I need to load ivrit.ai/whisper-large-v3 model on my machine using Whisper library. This model has the following files:
As you can see it uses .safetensors format which needs to be loaded using transformers library. I converted the model (both .safetensors files) and combined them using the script:
for filename in tqdm(glob(f"{base_path}/*.safetensors")):
ckpt = load_file(filename)
torch.save(ckpt, filename.replace(".safetensors", ".bin"))
And,
part1 = torch.load("model-00001-of-00002.bin")
part2 = torch.load("model-00002-of-00002.bin")
combined = {**part1, **part2} # Be cautious if keys overlap
torch.save(combined, "ivrit-ai-whisper-large-v3.pt")
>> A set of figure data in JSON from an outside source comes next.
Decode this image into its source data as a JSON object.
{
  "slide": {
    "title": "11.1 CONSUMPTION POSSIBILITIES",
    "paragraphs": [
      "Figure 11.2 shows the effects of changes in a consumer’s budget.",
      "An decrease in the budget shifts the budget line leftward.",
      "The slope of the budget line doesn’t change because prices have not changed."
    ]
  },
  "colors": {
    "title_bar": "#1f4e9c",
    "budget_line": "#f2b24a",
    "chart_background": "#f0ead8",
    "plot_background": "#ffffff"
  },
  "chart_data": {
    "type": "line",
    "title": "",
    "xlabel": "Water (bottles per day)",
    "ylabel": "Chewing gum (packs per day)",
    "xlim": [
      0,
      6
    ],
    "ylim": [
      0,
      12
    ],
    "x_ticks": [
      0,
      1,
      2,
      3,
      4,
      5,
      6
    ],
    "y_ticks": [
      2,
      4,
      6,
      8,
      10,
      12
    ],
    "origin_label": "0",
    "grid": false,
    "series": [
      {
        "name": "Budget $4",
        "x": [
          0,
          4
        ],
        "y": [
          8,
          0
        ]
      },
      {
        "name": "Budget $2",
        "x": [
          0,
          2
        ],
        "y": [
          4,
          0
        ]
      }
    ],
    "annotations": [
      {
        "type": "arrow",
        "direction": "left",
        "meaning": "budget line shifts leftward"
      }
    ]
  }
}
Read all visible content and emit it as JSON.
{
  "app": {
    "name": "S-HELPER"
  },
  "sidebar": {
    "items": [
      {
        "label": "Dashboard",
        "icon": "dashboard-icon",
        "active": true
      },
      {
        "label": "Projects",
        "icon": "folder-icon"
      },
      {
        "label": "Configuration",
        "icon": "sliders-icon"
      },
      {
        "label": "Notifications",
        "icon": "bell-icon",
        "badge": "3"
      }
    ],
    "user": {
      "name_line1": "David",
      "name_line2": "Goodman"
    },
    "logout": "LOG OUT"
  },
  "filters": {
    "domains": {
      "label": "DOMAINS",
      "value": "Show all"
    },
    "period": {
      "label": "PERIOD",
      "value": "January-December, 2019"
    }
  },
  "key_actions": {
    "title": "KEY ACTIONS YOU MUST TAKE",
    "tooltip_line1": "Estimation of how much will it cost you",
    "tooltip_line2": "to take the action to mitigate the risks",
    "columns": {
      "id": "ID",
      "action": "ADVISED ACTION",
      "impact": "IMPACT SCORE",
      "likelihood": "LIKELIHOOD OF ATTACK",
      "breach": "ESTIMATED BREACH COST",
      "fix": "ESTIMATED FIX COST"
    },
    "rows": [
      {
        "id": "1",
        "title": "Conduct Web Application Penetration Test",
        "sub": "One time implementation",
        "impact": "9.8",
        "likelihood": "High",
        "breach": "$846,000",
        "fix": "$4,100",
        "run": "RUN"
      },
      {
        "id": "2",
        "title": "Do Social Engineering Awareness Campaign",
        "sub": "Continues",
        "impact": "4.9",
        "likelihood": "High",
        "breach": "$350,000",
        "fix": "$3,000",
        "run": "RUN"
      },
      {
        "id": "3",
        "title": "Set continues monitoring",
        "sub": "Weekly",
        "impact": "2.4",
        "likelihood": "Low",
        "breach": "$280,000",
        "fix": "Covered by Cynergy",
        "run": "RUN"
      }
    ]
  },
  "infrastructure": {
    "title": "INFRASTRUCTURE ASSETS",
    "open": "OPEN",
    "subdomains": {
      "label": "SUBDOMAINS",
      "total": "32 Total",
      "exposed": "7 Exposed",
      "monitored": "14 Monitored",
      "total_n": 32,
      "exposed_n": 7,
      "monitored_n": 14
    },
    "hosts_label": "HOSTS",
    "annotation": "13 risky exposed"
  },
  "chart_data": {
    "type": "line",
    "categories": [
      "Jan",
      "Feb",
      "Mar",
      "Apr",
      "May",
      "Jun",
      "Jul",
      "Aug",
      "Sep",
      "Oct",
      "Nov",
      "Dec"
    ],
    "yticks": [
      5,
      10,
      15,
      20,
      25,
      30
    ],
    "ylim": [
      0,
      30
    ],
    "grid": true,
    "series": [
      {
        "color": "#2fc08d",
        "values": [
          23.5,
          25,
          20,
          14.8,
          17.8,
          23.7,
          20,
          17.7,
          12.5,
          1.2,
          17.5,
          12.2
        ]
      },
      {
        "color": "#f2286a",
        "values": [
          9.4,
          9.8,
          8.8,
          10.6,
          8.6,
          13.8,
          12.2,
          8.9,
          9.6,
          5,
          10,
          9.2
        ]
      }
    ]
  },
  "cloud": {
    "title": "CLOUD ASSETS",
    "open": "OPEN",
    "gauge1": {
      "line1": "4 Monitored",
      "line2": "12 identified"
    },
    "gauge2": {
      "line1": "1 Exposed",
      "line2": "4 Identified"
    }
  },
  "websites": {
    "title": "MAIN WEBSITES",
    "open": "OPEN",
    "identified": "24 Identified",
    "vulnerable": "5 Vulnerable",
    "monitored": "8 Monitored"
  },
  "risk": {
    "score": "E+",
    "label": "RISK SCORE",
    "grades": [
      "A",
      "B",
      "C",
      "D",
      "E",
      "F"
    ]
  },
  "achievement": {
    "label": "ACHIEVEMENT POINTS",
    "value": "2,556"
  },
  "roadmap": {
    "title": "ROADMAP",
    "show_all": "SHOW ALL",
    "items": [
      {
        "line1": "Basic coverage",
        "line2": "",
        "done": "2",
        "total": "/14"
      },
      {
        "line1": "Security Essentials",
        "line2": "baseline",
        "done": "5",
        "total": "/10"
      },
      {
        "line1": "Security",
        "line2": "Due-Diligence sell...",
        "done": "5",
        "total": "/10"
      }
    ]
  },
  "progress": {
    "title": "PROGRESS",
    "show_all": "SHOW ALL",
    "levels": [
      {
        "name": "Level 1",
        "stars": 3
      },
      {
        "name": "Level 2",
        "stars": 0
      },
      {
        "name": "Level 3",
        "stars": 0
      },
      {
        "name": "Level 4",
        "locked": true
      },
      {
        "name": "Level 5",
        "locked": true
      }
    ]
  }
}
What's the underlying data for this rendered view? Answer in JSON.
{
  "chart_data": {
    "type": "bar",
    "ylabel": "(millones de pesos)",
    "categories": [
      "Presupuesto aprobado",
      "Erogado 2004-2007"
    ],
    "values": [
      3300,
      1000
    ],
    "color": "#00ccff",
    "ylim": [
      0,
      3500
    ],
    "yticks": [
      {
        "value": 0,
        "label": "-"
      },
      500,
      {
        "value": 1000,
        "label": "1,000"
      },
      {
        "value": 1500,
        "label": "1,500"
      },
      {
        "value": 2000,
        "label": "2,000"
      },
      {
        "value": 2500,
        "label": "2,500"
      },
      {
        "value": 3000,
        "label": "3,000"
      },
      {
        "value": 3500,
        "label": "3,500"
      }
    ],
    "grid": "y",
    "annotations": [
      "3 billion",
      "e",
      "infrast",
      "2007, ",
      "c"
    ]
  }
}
I also set model dimensions using:
dims = ModelDimensions(
n_vocab=51865,
n_audio_ctx=1500,
n_audio_state=1280, # Use 1280 to match d_model embedding size
n_audio_head=8,
n_audio_layer=32,
n_text_ctx=192,
n_text_state=1280,
n_text_head=20,
n_text_layer=24,
n_mels=80
)
model = Whisper(dims)
checkpoint = {
"dims": vars(dims), # Convert ModelDimensions to dict
"model_state_dict": model.state_dict(),
"decoder_state": None,
"version": 2,
"init_args": {
"device": "cpu",
"n_vocab": dims.n_vocab,
"n_audio_ctx": dims.n_audio_ctx,
"n_audio_state": dims.n_audio_state,
"n_audio_head": dims.n_audio_head,
"n_audio_layer": dims.n_audio_layer,
"n_text_ctx": dims.n_text_ctx,
"n_text_state": dims.n_text_state,
"n_text_head": dims.n_text_head,
"n_text_layer": dims.n_text_layer,
"n_mels": dims.n_mels
}
}
torch.save(checkpoint, "ivrit-ai-whisper-large-v3.pt")
And using
model = whisper.load_model("ivrit-ai-whisper-large-v3.pt")
does work, but does NOT produce Hebrew words probably because I didn’t integrate the vocabulary and other files of the original HuggingFace repo.
How can I integrate whatever is needed to make the model work exactly as if I was loading it using transformers?